Was sind die Vor- und Nachteile von BIM in der Praxis?

Martina: Rückblickend betrachtet, wurde in den letzten Jahren vor allem in die Technologie investiert. Anstatt die Planungsprozesse zu vereinfachen, wurde vieles komplizierter. Deshalb stehen Bauherren und Baufirmen dem Einsatz von BIM heute oft kritisch gegenüber: Mehr Planungszeit und kaum spürbar bessere Qualität – diese Kritik hören wir im Alltag. Die wirkliche Stärke von BIM liegt nicht in der Technologie, sondern in der Zusammenarbeit aller Mitwirkenden. Bei BIM ist wichtig, dass alle Fachplaner und involvierten Ausführungsfirmen von Anfang an bei der Planung des virtuellen Modells dabei sind. Nur so kann man frühzeitig Schwierigkeiten und Fehler in der Planung vermeiden. Überraschungen und Umplanungen während des Baus werden damit auf ein Minimum reduziert. Wichtig ist, dass alle Beteiligten von der BIM-Methode profitieren, auch die Handwerker auf der Baustelle.
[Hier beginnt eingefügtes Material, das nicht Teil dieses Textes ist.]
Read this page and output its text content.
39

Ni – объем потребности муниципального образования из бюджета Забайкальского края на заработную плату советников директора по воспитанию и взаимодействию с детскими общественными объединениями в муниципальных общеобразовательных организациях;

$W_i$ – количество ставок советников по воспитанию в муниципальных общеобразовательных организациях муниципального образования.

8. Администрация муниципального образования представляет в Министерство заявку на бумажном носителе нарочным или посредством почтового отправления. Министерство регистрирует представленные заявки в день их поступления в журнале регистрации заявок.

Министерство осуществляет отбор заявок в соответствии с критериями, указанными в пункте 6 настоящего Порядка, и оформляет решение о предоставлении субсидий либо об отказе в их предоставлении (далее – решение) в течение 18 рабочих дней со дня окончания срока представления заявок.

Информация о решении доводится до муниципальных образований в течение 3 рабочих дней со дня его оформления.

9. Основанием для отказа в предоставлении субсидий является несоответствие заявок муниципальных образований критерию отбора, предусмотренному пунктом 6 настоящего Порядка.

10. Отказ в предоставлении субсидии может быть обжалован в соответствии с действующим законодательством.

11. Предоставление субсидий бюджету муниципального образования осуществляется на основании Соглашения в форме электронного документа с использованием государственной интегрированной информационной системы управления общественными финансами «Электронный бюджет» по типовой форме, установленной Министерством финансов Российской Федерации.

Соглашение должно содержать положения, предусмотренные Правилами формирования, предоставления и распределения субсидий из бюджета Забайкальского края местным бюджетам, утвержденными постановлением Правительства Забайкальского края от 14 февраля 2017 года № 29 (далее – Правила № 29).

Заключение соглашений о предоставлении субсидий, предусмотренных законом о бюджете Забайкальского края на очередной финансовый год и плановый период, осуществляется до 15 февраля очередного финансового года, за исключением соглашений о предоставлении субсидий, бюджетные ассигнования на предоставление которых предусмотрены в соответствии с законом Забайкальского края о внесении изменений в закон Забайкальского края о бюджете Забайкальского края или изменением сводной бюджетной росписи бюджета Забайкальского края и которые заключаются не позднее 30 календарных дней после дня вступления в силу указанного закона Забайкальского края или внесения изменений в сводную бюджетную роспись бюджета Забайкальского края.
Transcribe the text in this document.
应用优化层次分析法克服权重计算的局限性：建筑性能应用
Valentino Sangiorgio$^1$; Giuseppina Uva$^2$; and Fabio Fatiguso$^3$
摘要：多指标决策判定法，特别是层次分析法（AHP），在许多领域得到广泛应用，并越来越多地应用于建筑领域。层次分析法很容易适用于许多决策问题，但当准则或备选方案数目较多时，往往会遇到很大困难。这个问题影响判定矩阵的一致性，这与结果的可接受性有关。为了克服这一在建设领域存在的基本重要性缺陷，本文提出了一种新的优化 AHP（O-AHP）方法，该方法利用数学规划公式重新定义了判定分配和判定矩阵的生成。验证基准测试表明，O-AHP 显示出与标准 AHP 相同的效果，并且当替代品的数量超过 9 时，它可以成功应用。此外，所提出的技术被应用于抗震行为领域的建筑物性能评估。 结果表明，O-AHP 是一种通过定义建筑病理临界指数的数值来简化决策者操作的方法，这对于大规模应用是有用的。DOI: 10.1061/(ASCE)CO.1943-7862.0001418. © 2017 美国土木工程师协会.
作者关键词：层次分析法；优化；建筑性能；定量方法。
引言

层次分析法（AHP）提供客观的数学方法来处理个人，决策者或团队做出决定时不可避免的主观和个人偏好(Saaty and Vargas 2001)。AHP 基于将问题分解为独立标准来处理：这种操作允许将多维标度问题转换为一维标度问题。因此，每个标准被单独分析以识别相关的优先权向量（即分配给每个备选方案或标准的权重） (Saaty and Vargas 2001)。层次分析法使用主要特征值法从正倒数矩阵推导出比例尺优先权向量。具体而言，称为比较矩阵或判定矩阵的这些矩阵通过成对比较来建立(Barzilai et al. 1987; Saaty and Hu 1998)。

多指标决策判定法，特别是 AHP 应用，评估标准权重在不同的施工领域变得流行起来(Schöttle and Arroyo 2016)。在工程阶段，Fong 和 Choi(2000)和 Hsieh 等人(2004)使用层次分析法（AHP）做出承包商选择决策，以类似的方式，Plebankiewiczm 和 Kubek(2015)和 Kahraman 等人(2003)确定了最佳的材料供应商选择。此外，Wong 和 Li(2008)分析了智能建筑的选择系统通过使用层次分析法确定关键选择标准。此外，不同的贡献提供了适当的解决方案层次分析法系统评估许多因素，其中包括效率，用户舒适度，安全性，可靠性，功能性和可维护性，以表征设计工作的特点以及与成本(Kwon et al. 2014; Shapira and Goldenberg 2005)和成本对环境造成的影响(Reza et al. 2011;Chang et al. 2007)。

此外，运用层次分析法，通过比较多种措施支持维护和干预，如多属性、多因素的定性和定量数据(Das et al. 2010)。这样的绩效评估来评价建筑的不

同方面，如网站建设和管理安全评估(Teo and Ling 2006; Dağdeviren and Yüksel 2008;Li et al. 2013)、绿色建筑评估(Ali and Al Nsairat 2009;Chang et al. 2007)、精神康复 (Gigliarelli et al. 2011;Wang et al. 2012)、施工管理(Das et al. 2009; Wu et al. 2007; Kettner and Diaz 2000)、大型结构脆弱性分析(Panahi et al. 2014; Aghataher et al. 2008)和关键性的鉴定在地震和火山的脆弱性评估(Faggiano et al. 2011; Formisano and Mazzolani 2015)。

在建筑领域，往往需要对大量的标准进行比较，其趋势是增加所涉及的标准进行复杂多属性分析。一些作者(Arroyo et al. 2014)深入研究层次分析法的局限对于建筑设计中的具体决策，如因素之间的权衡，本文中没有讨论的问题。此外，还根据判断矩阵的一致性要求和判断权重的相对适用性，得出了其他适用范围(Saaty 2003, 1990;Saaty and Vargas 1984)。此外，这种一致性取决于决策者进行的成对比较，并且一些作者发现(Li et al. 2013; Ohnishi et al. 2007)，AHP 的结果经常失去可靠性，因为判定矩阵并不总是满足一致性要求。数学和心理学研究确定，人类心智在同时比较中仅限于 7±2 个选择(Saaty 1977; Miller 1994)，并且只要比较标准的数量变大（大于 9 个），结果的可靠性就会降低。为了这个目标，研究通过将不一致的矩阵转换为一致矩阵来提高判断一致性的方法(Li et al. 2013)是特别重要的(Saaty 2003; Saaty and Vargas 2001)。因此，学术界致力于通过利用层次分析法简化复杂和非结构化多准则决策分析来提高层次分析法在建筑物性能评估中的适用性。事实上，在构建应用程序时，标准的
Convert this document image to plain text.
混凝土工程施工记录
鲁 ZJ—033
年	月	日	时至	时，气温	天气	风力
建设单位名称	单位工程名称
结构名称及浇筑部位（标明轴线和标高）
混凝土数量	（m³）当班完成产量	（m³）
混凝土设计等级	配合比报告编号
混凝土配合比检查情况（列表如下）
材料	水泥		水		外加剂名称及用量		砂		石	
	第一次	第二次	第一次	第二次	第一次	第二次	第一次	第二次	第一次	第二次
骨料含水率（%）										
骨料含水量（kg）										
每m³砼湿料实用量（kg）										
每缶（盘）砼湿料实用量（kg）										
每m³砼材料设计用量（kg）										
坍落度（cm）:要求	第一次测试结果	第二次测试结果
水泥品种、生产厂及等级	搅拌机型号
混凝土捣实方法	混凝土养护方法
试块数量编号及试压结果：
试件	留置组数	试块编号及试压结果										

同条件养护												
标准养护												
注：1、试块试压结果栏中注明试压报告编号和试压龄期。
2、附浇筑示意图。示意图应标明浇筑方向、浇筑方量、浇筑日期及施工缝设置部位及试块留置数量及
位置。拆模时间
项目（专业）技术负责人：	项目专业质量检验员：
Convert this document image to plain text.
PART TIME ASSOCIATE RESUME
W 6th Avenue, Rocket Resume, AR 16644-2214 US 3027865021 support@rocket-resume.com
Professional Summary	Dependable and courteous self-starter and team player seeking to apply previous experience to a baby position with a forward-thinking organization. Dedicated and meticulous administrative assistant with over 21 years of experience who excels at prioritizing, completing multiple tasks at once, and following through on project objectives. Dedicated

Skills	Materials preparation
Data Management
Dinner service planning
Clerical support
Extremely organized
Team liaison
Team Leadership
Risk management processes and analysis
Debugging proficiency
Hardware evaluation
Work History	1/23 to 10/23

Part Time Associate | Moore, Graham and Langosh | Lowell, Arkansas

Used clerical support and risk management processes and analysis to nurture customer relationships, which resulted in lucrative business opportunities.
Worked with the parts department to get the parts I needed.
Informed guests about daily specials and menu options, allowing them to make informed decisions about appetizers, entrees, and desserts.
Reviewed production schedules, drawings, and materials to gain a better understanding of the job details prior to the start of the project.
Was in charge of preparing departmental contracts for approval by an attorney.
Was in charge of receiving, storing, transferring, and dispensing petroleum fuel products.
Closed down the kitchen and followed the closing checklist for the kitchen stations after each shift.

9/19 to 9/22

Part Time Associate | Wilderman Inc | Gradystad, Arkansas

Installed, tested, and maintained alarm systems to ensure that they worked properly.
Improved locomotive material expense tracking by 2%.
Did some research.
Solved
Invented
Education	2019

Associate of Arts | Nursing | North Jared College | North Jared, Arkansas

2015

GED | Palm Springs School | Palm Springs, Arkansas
Konnten Sie beim BIM-Einsatz auch Zeit einsparen?

Alexandra: Für die Planung brauchten wir bis anhin insgesamt länger. Dies ist aber nicht der Technologie geschuldet, sondern der Arbeitsweise. Soll der Bauprozess in Zukunft effizienter, genauer und schneller werden, ist der richtige Einsatz der BIM-Arbeitsmethode wichtig. Weiter muss man bei der Planung viel langfristiger bis hin zum Facility Management denken. Heutzutage werden Häuser vielfach drei Mal gezeichnet, weil es immer wieder Änderungen gibt, was enorm Zeit braucht. Mit der richtigen BIM-Arbeitsweise wird es nur einmal virtuell gebaut, danach geht’s auf die Baustelle und wird so umgesetzt, wie’s auf dem Tablett zu entnehmen ist. Die Baumeister, die mit uns zusammenarbeiten, sind begeistert von den Möglichkeiten.

Wie sieht die Zusammenarbeit zwischen Planung und Bauen in der Praxis aus?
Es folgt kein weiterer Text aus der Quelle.